— Убийца, — продолжал он, — повинуясь в первую минуту инстинкту самосохранения, пустился бежать, но затем передумал, потому что его тянуло обратно, к месту преступления. Он жаждал насладиться последствиями кровавой сцены.
Против этих объяснений, однако, имелись серьезные возражения. Из павильона невозможно было попасть в парк никаким другим способом, кроме как через большой двор. Можно, конечно, перелезть через стену более трех метров высотой, но на это Давид вряд ли решился бы. Мало того, на стене в таком случае должны были остаться следы, но на ней не оказалось ни единой царапины.
К этому нужно прибавить еще и то, что, услышав выстрел, толпа бросилась к павильону, следовательно, убийца не мог пробежать через двор незамеченным. Но тут Мэри-Энн снова явилась на выручку судебной власти. Читатели, вероятно, помнят, что Аврилетта воспользовалась веревкой, чтобы спуститься на дно колодца за венком. Мэри-Энн сначала не обратила внимания на то, что веревка привязана к железному бруску ворот, но, едва заметив это, она тотчас просчитала всю выгоду, которую можно извлечь из данного обстоятельства.
По нескольким словам, которыми обменялись Мэри-Энн и Губерт де Ружетер, читатель, наверно, догадался, что они много чего знали о таинственном преступлении в Трамбле. Арест Давида, посыпавшиеся на него обвинения — все это помогало им вводить судебную власть в заблуждение.
Мэри-Энн не пренебрегала ничем, чтобы еще больше запутать следствие. Она сумела убедить всех в том, что убийца в несколько прыжков достиг кустарника, скрывающего колодец, при помощи веревки влез на стену и таким образом скрылся из виду.
Граф Керу, поначалу усомнившийся в виновности музыканта, переменил свое мнение, и отныне доверие, которое он оказывал Давиду, служило лишь поводом для обвинений. Сам того не осознавая, граф искажал факты, обвинял в лицемерии того, кого называл теперь не иначе как негодяем, и старался доказать судебному следователю, что преступление было совершено по заранее обдуманному плану.
Новый обыск в комнате Давида не открыл ничего нового. Это была обитель истинного труженика: железная кровать, несколько стульев, стол, заваленный рукописями и нотами, и больше ничего. Лишь несколько засушенных цветов и стихи в нотных тетрадях выдавали горечь, таившуюся в душе влюбленного.
Среди различных инструментов, принадлежавших музыканту, напрасно искали какое-нибудь смертоносное оружие. Давид даже не был охотником и всегда отказывался от участия в веселых кутежах, что теперь объясняли его лицемерием.

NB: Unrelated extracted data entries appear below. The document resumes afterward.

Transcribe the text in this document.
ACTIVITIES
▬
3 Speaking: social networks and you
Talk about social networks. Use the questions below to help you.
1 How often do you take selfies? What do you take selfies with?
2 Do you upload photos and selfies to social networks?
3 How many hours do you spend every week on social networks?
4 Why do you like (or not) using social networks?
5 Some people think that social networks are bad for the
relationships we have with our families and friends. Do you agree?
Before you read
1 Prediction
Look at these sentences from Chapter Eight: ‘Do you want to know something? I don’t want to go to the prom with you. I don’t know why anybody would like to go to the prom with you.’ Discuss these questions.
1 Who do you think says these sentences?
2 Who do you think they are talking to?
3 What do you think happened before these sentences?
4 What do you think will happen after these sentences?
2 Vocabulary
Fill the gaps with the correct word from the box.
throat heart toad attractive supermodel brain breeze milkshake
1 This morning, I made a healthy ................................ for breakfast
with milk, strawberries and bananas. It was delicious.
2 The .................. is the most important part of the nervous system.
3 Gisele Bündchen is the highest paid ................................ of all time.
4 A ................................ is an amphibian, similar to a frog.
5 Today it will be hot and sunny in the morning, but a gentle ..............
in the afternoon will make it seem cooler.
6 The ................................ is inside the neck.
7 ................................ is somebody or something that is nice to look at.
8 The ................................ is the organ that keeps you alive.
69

Судебный следователь полагал, что для успешного хода следствия было бы полезно во второй раз привести обвиняемого к трупу жертвы. Против этого, однако, возражал граф, усмотрев в такой мере оскорбление памяти усопшей, и следователь перестал настаивать. Впрочем, протокол, подписанный мэром, ясно свидетельствовал о том, что даже в присутствии жертвы Давид не признал своей вины. Очевидно, повторный опыт привел бы к тем же результатам. Нужно было другими средствами вынудить музыканта во всем сознаться. Господин Люссер не сомневался, что одной его ловкости будет достаточно, чтобы заставить Давида открыть все.

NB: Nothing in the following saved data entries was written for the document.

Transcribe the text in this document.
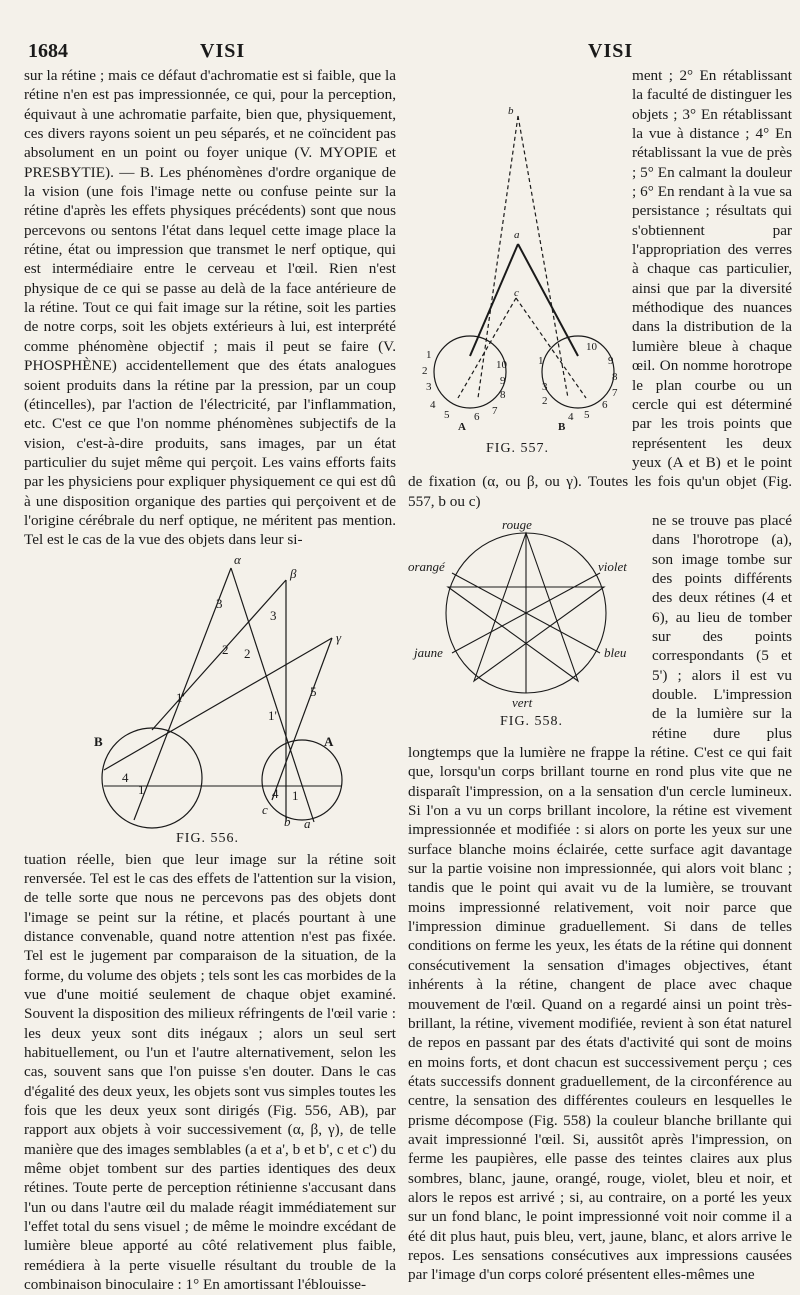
1684	VISI	VISI

sur la rétine ; mais ce défaut d'achromatie est si faible, que la rétine n'en est pas impressionnée, ce qui, pour la perception, équivaut à une achromatie parfaite, bien que, physiquement, ces divers rayons soient un peu séparés, et ne coïncident pas absolument en un point ou foyer unique (V. MYOPIE et PRESBYTIE). — B. Les phénomènes d'ordre organique de la vision (une fois l'image nette ou confuse peinte sur la rétine d'après les effets physiques précédents) sont que nous percevons ou sentons l'état dans lequel cette image place la rétine, état ou impression que transmet le nerf optique, qui est intermédiaire entre le cerveau et l'œil. Rien n'est physique de ce qui se passe au delà de la face antérieure de la rétine. Tout ce qui fait image sur la rétine, soit les parties de notre corps, soit les objets extérieurs à lui, est interprété comme phénomène objectif ; mais il peut se faire (V. PHOSPHÈNE) accidentellement que des états analogues soient produits dans la rétine par la pression, par un coup (étincelles), par l'action de l'électricité, par l'inflammation, etc. C'est ce que l'on nomme phénomènes subjectifs de la vision, c'est-à-dire produits, sans images, par un état particulier du sujet même qui perçoit. Les vains efforts faits par les physiciens pour expliquer physiquement ce qui est dû à une disposition organique des parties qui perçoivent et de l'origine cérébrale du nerf optique, ne méritent pas mention. Tel est le cas de la vue des objets dans leur si-

α
β
γ
B	A
3
3
2 2
1'
1'
5
4
4
1	1
c
b a
FIG. 556.

tuation réelle, bien que leur image sur la rétine soit renversée. Tel est le cas des effets de l'attention sur la vision, de telle sorte que nous ne percevons pas des objets dont l'image se peint sur la rétine, et placés pourtant à une distance convenable, quand notre attention n'est pas fixée. Tel est le jugement par comparaison de la situation, de la forme, du volume des objets ; tels sont les cas morbides de la vue d'une moitié seulement de chaque objet examiné. Souvent la disposition des milieux réfringents de l'œil varie : les deux yeux sont dits inégaux ; alors un seul sert habituellement, ou l'un et l'autre alternativement, selon les cas, souvent sans que l'on puisse s'en douter. Dans le cas d'égalité des deux yeux, les objets sont vus simples toutes les fois que les deux yeux sont dirigés (Fig. 556, AB), par rapport aux objets à voir successivement (α, β, γ), de telle manière que des images semblables (a et a', b et b', c et c') du même objet tombent sur des parties identiques des deux rétines. Toute perte de perception rétinienne s'accusant dans l'un ou dans l'autre œil du malade réagit immédiatement sur l'effet total du sens visuel ; de même le moindre excédant de lumière bleue apporté au côté relativement plus faible, remédiera à la perte visuelle résultant du trouble de la combinaison binoculaire : 1° En amortissant l'éblouisse-

b
a
c
1
2
3
4
5 6 7
8
9
10	1
2
3
4 5
6
7
8
9
10
A	B
FIG. 557.

ment ; 2° En rétablissant la faculté de distinguer les objets ; 3° En rétablissant la vue à distance ; 4° En rétablissant la vue de près ; 5° En calmant la douleur ; 6° En rendant à la vue sa persistance ; résultats qui s'obtiennent par l'appropriation des verres à chaque cas particulier, ainsi que par la diversité méthodique des nuances dans la distribution de la lumière bleue à chaque œil. On nomme horotrope le plan courbe ou un cercle qui est déterminé par les trois points que représentent les deux yeux (A et B) et le point de fixation (α, ou β, ou γ). Toutes les fois qu'un objet (Fig. 557, b ou c)

rouge
orangé	violet
jaune	bleu
vert
FIG. 558.

ne se trouve pas placé dans l'horotrope (a), son image tombe sur des points différents des deux rétines (4 et 6), au lieu de tomber sur des points correspondants (5 et 5') ; alors il est vu double. L'impression de la lumière sur la rétine dure plus longtemps que la lumière ne frappe la rétine. C'est ce qui fait que, lorsqu'un corps brillant tourne en rond plus vite que ne disparaît l'impression, on a la sensation d'un cercle lumineux. Si l'on a vu un corps brillant incolore, la rétine est vivement impressionnée et modifiée : si alors on porte les yeux sur une surface blanche moins éclairée, cette surface agit davantage sur la partie voisine non impressionnée, qui alors voit blanc ; tandis que le point qui avait vu de la lumière, se trouvant moins impressionné relativement, voit noir parce que l'impression diminue graduellement. Si dans de telles conditions on ferme les yeux, les états de la rétine qui donnent consécutivement la sensation d'images objectives, étant inhérents à la rétine, changent de place avec chaque mouvement de l'œil. Quand on a regardé ainsi un point très-brillant, la rétine, vivement modifiée, revient à son état naturel de repos en passant par des états d'activité qui sont de moins en moins forts, et dont chacun est successivement perçu ; ces états successifs donnent graduellement, de la circonférence au centre, la sensation des différentes couleurs en lesquelles le prisme décompose (Fig. 558) la couleur blanche brillante qui avait impressionné l'œil. Si, aussitôt après l'impression, on ferme les paupières, elle passe des teintes claires aux plus sombres, blanc, jaune, orangé, rouge, violet, bleu et noir, et alors le repos est arrivé ; si, au contraire, on a porté les yeux sur un fond blanc, le point impressionné voit noir comme il a été dit plus haut, puis bleu, vert, jaune, blanc, et alors arrive le repos. Les sensations consécutives aux impressions causées par l'image d'un corps coloré présentent elles-mêmes une
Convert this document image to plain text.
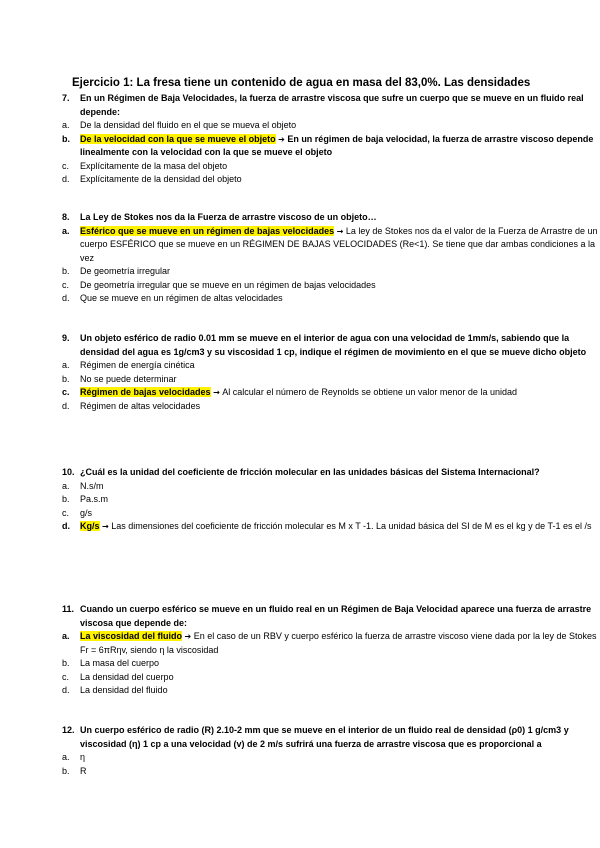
Ejercicio 1: La fresa tiene un contenido de agua en masa del 83,0%. Las densidades
7.	En un Régimen de Baja Velocidades, la fuerza de arrastre viscosa que sufre un cuerpo que se mueve en un fluido real depende:
a.	De la densidad del fluido en el que se mueva el objeto
b.	De la velocidad con la que se mueve el objeto ➔ En un régimen de baja velocidad, la fuerza de arrastre viscoso depende linealmente con la velocidad con la que se mueve el objeto
c.	Explícitamente de la masa del objeto
d.	Explícitamente de la densidad del objeto
8.	La Ley de Stokes nos da la Fuerza de arrastre viscoso de un objeto…
a.	Esférico que se mueve en un régimen de bajas velocidades → La ley de Stokes nos da el valor de la Fuerza de Arrastre de un cuerpo ESFÉRICO que se mueve en un RÉGIMEN DE BAJAS VELOCIDADES (Re<1). Se tiene que dar ambas condiciones a la vez
b.	De geometría irregular
c.	De geometría irregular que se mueve en un régimen de bajas velocidades
d.	Que se mueve en un régimen de altas velocidades
9.	Un objeto esférico de radio 0.01 mm se mueve en el interior de agua con una velocidad de 1mm/s, sabiendo que la densidad del agua es 1g/cm3 y su viscosidad 1 cp, indique el régimen de movimiento en el que se mueve dicho objeto
a.	Régimen de energía cinética
b.	No se puede determinar
c.	Régimen de bajas velocidades → Al calcular el número de Reynolds se obtiene un valor menor de la unidad
d.	Régimen de altas velocidades
10. ¿Cuál es la unidad del coeficiente de fricción molecular en las unidades básicas del Sistema Internacional?
a.	N.s/m
b.	Pa.s.m
c.	g/s
d.	Kg/s → Las dimensiones del coeficiente de fricción molecular es M x T -1. La unidad básica del SI de M es el kg y de T-1 es el /s
11. Cuando un cuerpo esférico se mueve en un fluido real en un Régimen de Baja Velocidad aparece una fuerza de arrastre viscosa que depende de:
a.	La viscosidad del fluido ➔ En el caso de un RBV y cuerpo esférico la fuerza de arrastre viscoso viene dada por la ley de Stokes Fr = 6πRηv, siendo η la viscosidad
b.	La masa del cuerpo
c.	La densidad del cuerpo
d.	La densidad del fluido
12. Un cuerpo esférico de radio (R) 2.10-2 mm que se mueve en el interior de un fluido real de densidad (ρ0) 1 g/cm3 y viscosidad (η) 1 cp a una velocidad (v) de 2 m/s sufrirá una fuerza de arrastre viscosa que es proporcional a
a.	η
b.	R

Губерт все это время не отходил от графа Керу ни на шаг. Граф рассказал ему о своем ночном приключении в павильоне и признал, что стал жертвой простой иллюзии. Отсвет от лампы Мэри наделал немало шуму. Лантюр придерживался другого мнения и если в присутствии графа не возражал, то только из уважения к нему. Когда допрос был закончен, присутствие судебных властей стало необязательным. Разрешив похоронить графиню Керу, следователь и судья уехали. Все погрузилось в тишину и траур. Следуя чувству, которое легче принять, нежели объяснить, граф хотел забальзамировать труп Элен, прежде чем предать его земле.

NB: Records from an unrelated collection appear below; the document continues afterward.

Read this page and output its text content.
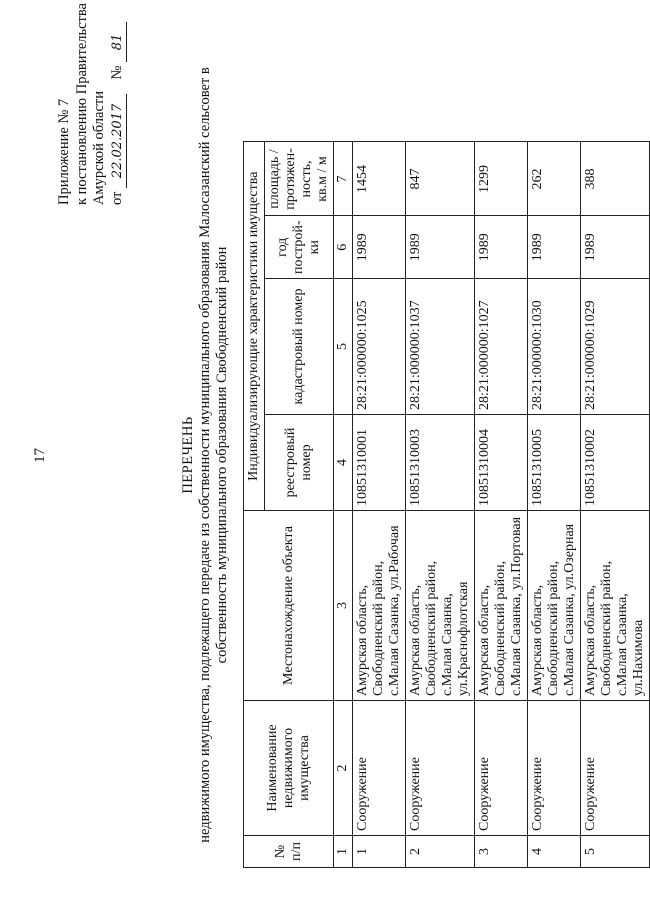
17
Приложение № 7 к постановлению Правительства Амурской области от 22.02.2017    № 81
ПЕРЕЧЕНЬ недвижимого имущества, подлежащего передаче из собственности муниципального образования Малосазанский сельсовет в собственность муниципального образования Свободненский район
№ п/п	Наименование недвижимого имущества	Местонахождение объекта	Индивидуализирующие характеристики имущества			
			реестровый номер	кадастровый номер	год построй-ки	площадь / протяжен-ность, кв.м / м
1	2	3	4	5	6	7
1	Сооружение	Амурская область, Свободненский район, с.Малая Сазанка, ул.Рабочая	10851310001	28:21:000000:1025	1989	1454
2	Сооружение	Амурская область, Свободненский район, с.Малая Сазанка, ул.Краснофлотская	10851310003	28:21:000000:1037	1989	847
3	Сооружение	Амурская область, Свободненский район, с.Малая Сазанка, ул.Портовая	10851310004	28:21:000000:1027	1989	1299
4	Сооружение	Амурская область, Свободненский район, с.Малая Сазанка, ул.Озерная	10851310005	28:21:000000:1030	1989	262
5	Сооружение	Амурская область, Свободненский район, с.Малая Сазанка, ул.Нахимова	10851310002	28:21:000000:1029	1989	388
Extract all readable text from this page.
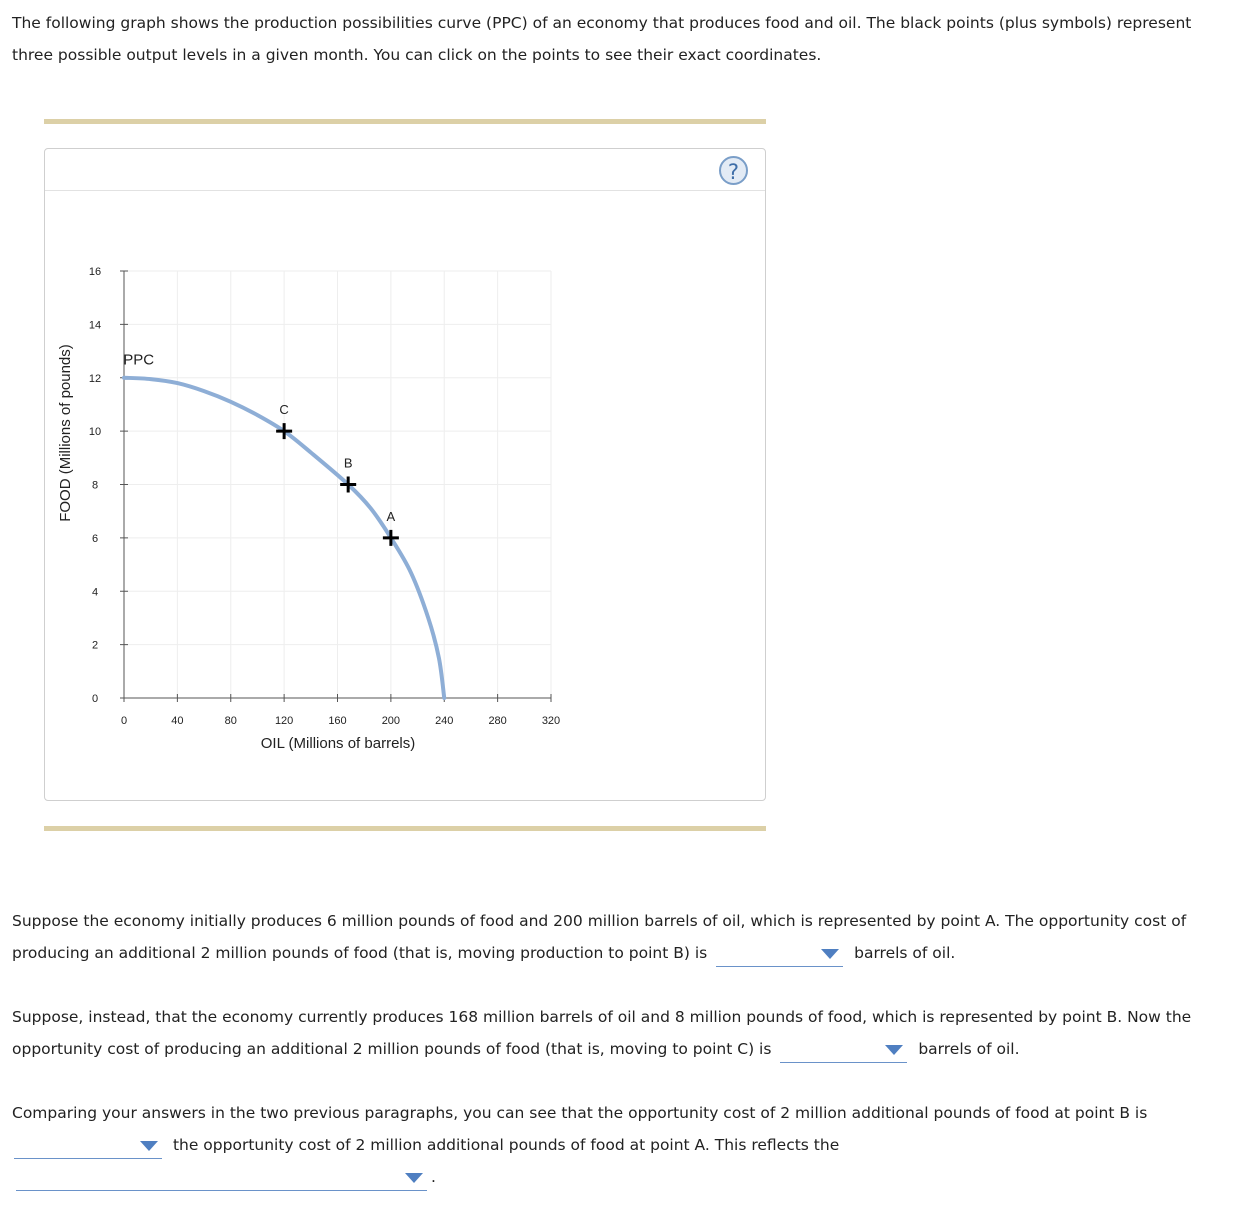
The following graph shows the production possibilities curve (PPC) of an economy that produces food and oil. The black points (plus symbols) represent three possible output levels in a given month. You can click on the points to see their exact coordinates.

?
0
2
4
6
8
10
12
14
16
0	40	80	120	160	200	240	280	320
PPC
C
B
A
OIL (Millions of barrels)
FOOD (Millions of pounds)

Suppose the economy initially produces 6 million pounds of food and 200 million barrels of oil, which is represented by point A. The opportunity cost of producing an additional 2 million pounds of food (that is, moving production to point B) is	barrels of oil.

Suppose, instead, that the economy currently produces 168 million barrels of oil and 8 million pounds of food, which is represented by point B. Now the opportunity cost of producing an additional 2 million pounds of food (that is, moving to point C) is	barrels of oil.

Comparing your answers in the two previous paragraphs, you can see that the opportunity cost of 2 million additional pounds of food at point B is
the opportunity cost of 2 million additional pounds of food at point A. This reflects the
.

Похороны прошли торжественно — это была дань уважения той, которую граф так горячо любил. На другой день господин Керу едва стоял на ногах, но за «дорогим дядей» усердно ухаживал Губерт. Мэри-Энн молилась, а Давида привели к судебному следователю в Рамбуйе. С первых слов музыкант понял, что предубеждение против него слишком сильно. Он осознавал, что гибель неминуема. Пропасть разверзалась перед ним, и все его старания были тщетны, но он стоял на своем:
— Да, я признаю, что любил мадемуазель Элен, что мечтал о невозможном. Но я давно понял, что не стоит питать напрасных иллюзий, и примирился со своей участью. Ах! Почему мне не хватило мужества просто исчезнуть! Я ведь не раз об этом думал! Увы! Я не мог решиться оставить ее! Я был малодушен, но, повторяю вам, я любил ее! Теперь вы понимаете, почему я не мог ее убить?